Le défilé des témoins se poursuit lundi au premier procès jamais organisé en France sur le génocide au Rwanda, avec notamment des familles tutsi sauvées par l’accusé, mais qui l’ont également vu stocker des armes chez lui.
Pascal Simbikangwa, qui comparaît devant la cour d’assises de Paris pour « complicité de génocide », a plusieurs fois fait bondir accusation et parties civiles en se comparant aux « Justes » qui ont sauvé des juifs de la Shoah. Mais il est admis par tous qu’au moins deux familles de voisins tutsi ont trouvé refuge chez lui au début des massacres en avril 1994. « J’ai fait mon devoir d’homme », explique Pascal Simbikangwa.
Plusieurs de ces survivants, que l’accusé a pour certains évacués peu à peu de Kigali, viendront donc déposer à la barre. Et ces témoignages devraient être à la fois à décharge et à charge, puisque plusieurs d’entre eux ont indiqué lors de l’enquête avoir vu Pascal Simbikangwa stocker des armes chez lui et en distribuer.

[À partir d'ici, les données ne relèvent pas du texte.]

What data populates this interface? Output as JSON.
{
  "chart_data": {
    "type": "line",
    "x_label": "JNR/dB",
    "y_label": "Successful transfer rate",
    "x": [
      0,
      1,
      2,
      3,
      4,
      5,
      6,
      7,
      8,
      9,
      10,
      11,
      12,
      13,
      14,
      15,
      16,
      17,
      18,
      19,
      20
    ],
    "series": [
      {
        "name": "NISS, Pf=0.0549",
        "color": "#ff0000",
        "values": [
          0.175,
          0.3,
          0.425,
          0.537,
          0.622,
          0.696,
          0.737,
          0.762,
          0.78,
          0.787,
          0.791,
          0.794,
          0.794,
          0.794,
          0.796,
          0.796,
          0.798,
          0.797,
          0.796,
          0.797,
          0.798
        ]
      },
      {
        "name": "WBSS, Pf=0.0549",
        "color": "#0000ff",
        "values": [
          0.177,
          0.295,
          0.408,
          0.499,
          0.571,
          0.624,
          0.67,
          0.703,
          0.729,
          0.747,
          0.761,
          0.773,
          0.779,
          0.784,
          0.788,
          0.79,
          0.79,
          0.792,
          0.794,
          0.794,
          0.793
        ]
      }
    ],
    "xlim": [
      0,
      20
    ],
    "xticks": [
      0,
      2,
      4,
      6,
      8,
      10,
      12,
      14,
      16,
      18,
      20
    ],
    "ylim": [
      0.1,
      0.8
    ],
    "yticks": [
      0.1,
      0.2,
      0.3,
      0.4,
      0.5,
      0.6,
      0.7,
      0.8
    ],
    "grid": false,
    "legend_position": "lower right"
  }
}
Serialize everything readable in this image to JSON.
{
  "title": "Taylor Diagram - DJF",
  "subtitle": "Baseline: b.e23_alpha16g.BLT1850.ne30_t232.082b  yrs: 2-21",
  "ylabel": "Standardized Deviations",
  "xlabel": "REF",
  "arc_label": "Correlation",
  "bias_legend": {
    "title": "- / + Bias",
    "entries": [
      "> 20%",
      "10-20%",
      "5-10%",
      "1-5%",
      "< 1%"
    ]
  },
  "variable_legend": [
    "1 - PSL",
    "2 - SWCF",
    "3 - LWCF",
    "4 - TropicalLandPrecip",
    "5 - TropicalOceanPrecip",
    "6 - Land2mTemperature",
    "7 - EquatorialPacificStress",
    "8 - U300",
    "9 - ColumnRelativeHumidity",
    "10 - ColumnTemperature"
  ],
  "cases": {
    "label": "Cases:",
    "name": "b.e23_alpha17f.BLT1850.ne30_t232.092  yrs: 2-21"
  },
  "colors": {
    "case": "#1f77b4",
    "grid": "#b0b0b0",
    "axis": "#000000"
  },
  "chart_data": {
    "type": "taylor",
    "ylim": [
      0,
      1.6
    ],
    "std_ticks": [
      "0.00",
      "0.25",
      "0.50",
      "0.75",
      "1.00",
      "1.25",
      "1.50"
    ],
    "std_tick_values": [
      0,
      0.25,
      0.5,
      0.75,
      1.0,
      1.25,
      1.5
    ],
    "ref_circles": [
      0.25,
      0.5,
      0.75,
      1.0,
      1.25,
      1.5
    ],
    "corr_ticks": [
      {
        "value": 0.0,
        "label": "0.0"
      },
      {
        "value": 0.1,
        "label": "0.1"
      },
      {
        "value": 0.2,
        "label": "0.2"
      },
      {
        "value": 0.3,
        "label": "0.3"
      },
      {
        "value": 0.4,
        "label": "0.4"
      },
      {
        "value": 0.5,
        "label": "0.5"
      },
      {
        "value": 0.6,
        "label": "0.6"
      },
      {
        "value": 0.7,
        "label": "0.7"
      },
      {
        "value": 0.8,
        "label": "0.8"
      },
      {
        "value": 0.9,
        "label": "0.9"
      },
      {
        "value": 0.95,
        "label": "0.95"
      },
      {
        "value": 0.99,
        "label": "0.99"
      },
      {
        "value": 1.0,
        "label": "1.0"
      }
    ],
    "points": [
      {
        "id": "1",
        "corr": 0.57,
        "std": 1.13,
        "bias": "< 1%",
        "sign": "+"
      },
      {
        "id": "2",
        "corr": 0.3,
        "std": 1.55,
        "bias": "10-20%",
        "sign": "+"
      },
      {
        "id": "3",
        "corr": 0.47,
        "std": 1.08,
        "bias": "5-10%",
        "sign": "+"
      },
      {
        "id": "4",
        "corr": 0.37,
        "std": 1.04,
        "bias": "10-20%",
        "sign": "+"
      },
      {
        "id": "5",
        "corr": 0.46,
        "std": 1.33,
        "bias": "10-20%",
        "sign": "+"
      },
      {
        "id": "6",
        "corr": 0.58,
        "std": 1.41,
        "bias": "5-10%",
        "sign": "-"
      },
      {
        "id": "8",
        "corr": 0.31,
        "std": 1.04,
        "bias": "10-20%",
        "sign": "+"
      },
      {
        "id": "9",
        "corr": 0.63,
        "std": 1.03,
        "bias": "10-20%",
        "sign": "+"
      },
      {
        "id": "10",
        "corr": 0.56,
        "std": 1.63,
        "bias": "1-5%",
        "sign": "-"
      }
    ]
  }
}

Depuis les quatre semaines qu’a commencé son procès, le témoignage le plus encombrant pour l’ancien capitaine de la garde présidentielle a d’ailleurs été celui d’un gardien de maison tutsi de son quartier, qu’il avait pris sous son aile et sauvé de la mort à plusieurs reprises. Car tout en exprimant sa reconnaissance à l’accusé, sa déposition mettait à mal le portrait que ce dernier fait de lui-même en petit fonctionnaire sans pouvoir et ignorant tout du génocide en cours, qui fit 800.000 morts en cent jours.
La cour entendra également un ancien responsable local des milices « interahamwe », féroces soutiens du régime. Un autre, réfugié au Canada et bénéficiant d’un régime de protection des témoins, a finalement renoncé à témoigner, arguant de « craintes pour sa sécurité et celle de sa famille ».
– Enjeu central -
En l’absence de victimes directes, et alors que le jury est appelé à se prononcer sur des faits survenus il y a 20 ans et à des milliers de kilomètres, l’enjeu des témoignages est central. S’il est évident qu’après deux décennies les souvenirs peuvent être imprécis, la défense ne manque pas une occasion de pointer les incohérences.
Pascal Simbikangwa, lui, affirme que ces témoignages à charge sont fabriqués, « mensonges » et « inventions » dictés par les intimidations et le désir de vengeance qu’il attribue à Ibuka, l’association officielle des victimes du Rwanda, et au Collectif des parties civiles pour le Rwanda (CPCR), dont une plainte a notamment rendu possible l’enquête contre lui après son arrestation pour une affaire de faux papiers dans l’île française de Mayotte en octobre 2008.
Le président du CPCR, Alain Gauthier, et son épouse Dafroza, qui perdit une bonne partie de sa famille dans le génocide, seront entendus par la cour vendredi.
Le procès doit s’achever le 14 mars, après une dernière semaine consacrée aux plaidoiries et réquisitoires.
Pascal Simbikangwa risque la prison à perpétuité et l’issue du procès sera particulièrement scrutée à quelques semaines du vingtième anniversaire du génocide. Le rôle de la France dans cette tragédie reste en effet très critiqué, le régime rwandais issu de la rébellion tutsi qui mit fin au génocide accusant le pouvoir français de l’époque de complicité avec le régime hutu génocidaire.
Et la justice française a une nouvelle fois mercredi réaffirmé l’impossibilité juridique pour la France d’extrader des Rwandais réclamés par Kigali pour leur implication présumée dans le génocide.